When she finally began to realize something was wrong, the game changed. He was the soldier and she was the captive. Yet if they played the game well, she pretended that she never knew he needed to wound her in order to hold her. He left her in the secret theater, so she could walk alone through the gated garden filled with bones.
Not even the qualified and limited escape of forgiveness, of “letting go,” is available.
So much violence raises questions about survival, and it is here that Parkison proposes a modest role for art. At one point, late in the novel, no one’s daughter withdraws to the garden where she makes marionettes out of the theater’s dead children:
She keeps creating a new family out of bones. Making her own world—a better world—from the corpses, she becomes a ventriloquist and a master puppeteer. She finds ways to make the little skeletons call in soft and pleasant voices.
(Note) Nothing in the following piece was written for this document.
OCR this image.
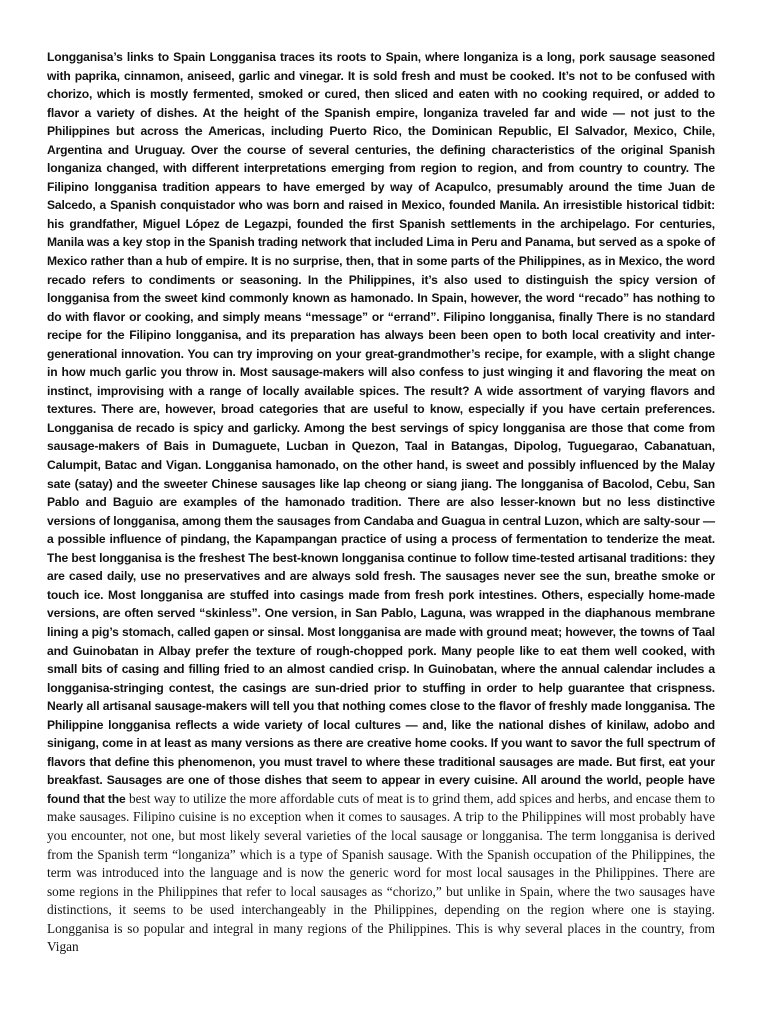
Longganisa’s links to Spain Longganisa traces its roots to Spain, where longaniza is a long, pork sausage seasoned with paprika, cinnamon, aniseed, garlic and vinegar. It is sold fresh and must be cooked. It’s not to be confused with chorizo, which is mostly fermented, smoked or cured, then sliced and eaten with no cooking required, or added to flavor a variety of dishes. At the height of the Spanish empire, longaniza traveled far and wide — not just to the Philippines but across the Americas, including Puerto Rico, the Dominican Republic, El Salvador, Mexico, Chile, Argentina and Uruguay. Over the course of several centuries, the defining characteristics of the original Spanish longaniza changed, with different interpretations emerging from region to region, and from country to country. The Filipino longganisa tradition appears to have emerged by way of Acapulco, presumably around the time Juan de Salcedo, a Spanish conquistador who was born and raised in Mexico, founded Manila. An irresistible historical tidbit: his grandfather, Miguel López de Legazpi, founded the first Spanish settlements in the archipelago. For centuries, Manila was a key stop in the Spanish trading network that included Lima in Peru and Panama, but served as a spoke of Mexico rather than a hub of empire. It is no surprise, then, that in some parts of the Philippines, as in Mexico, the word recado refers to condiments or seasoning. In the Philippines, it’s also used to distinguish the spicy version of longganisa from the sweet kind commonly known as hamonado. In Spain, however, the word “recado” has nothing to do with flavor or cooking, and simply means “message” or “errand”. Filipino longganisa, finally There is no standard recipe for the Filipino longganisa, and its preparation has always been been open to both local creativity and inter-generational innovation. You can try improving on your great-grandmother’s recipe, for example, with a slight change in how much garlic you throw in. Most sausage-makers will also confess to just winging it and flavoring the meat on instinct, improvising with a range of locally available spices. The result? A wide assortment of varying flavors and textures. There are, however, broad categories that are useful to know, especially if you have certain preferences. Longganisa de recado is spicy and garlicky. Among the best servings of spicy longganisa are those that come from sausage-makers of Bais in Dumaguete, Lucban in Quezon, Taal in Batangas, Dipolog, Tuguegarao, Cabanatuan, Calumpit, Batac and Vigan. Longganisa hamonado, on the other hand, is sweet and possibly influenced by the Malay sate (satay) and the sweeter Chinese sausages like lap cheong or siang jiang. The longganisa of Bacolod, Cebu, San Pablo and Baguio are examples of the hamonado tradition. There are also lesser-known but no less distinctive versions of longganisa, among them the sausages from Candaba and Guagua in central Luzon, which are salty-sour — a possible influence of pindang, the Kapampangan practice of using a process of fermentation to tenderize the meat. The best longganisa is the freshest The best-known longganisa continue to follow time-tested artisanal traditions: they are cased daily, use no preservatives and are always sold fresh. The sausages never see the sun, breathe smoke or touch ice. Most longganisa are stuffed into casings made from fresh pork intestines. Others, especially home-made versions, are often served “skinless”. One version, in San Pablo, Laguna, was wrapped in the diaphanous membrane lining a pig’s stomach, called gapen or sinsal. Most longganisa are made with ground meat; however, the towns of Taal and Guinobatan in Albay prefer the texture of rough-chopped pork. Many people like to eat them well cooked, with small bits of casing and filling fried to an almost candied crisp. In Guinobatan, where the annual calendar includes a longganisa-stringing contest, the casings are sun-dried prior to stuffing in order to help guarantee that crispness. Nearly all artisanal sausage-makers will tell you that nothing comes close to the flavor of freshly made longganisa. The Philippine longganisa reflects a wide variety of local cultures — and, like the national dishes of kinilaw, adobo and sinigang, come in at least as many versions as there are creative home cooks. If you want to savor the full spectrum of flavors that define this phenomenon, you must travel to where these traditional sausages are made. But first, eat your breakfast. Sausages are one of those dishes that seem to appear in every cuisine. All around the world, people have found that the best way to utilize the more affordable cuts of meat is to grind them, add spices and herbs, and encase them to make sausages. Filipino cuisine is no exception when it comes to sausages. A trip to the Philippines will most probably have you encounter, not one, but most likely several varieties of the local sausage or longganisa. The term longganisa is derived from the Spanish term “longaniza” which is a type of Spanish sausage. With the Spanish occupation of the Philippines, the term was introduced into the language and is now the generic word for most local sausages in the Philippines. There are some regions in the Philippines that refer to local sausages as “chorizo,” but unlike in Spain, where the two sausages have distinctions, it seems to be used interchangeably in the Philippines, depending on the region where one is staying. Longganisa is so popular and integral in many regions of the Philippines. This is why several places in the country, from Vigan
For the narrator, no one’s daughter models survival through making things up, fictionalizing, inventing: “No one’s daughter teaches me many things by never questioning if the [dead] infants were her own. She survives sorrow through invention, through never questioning.” The juxtaposition of invention and capitulation troubles, as it should. In this way, the book raises urgent, if familiar, questions about the larger purposes of art.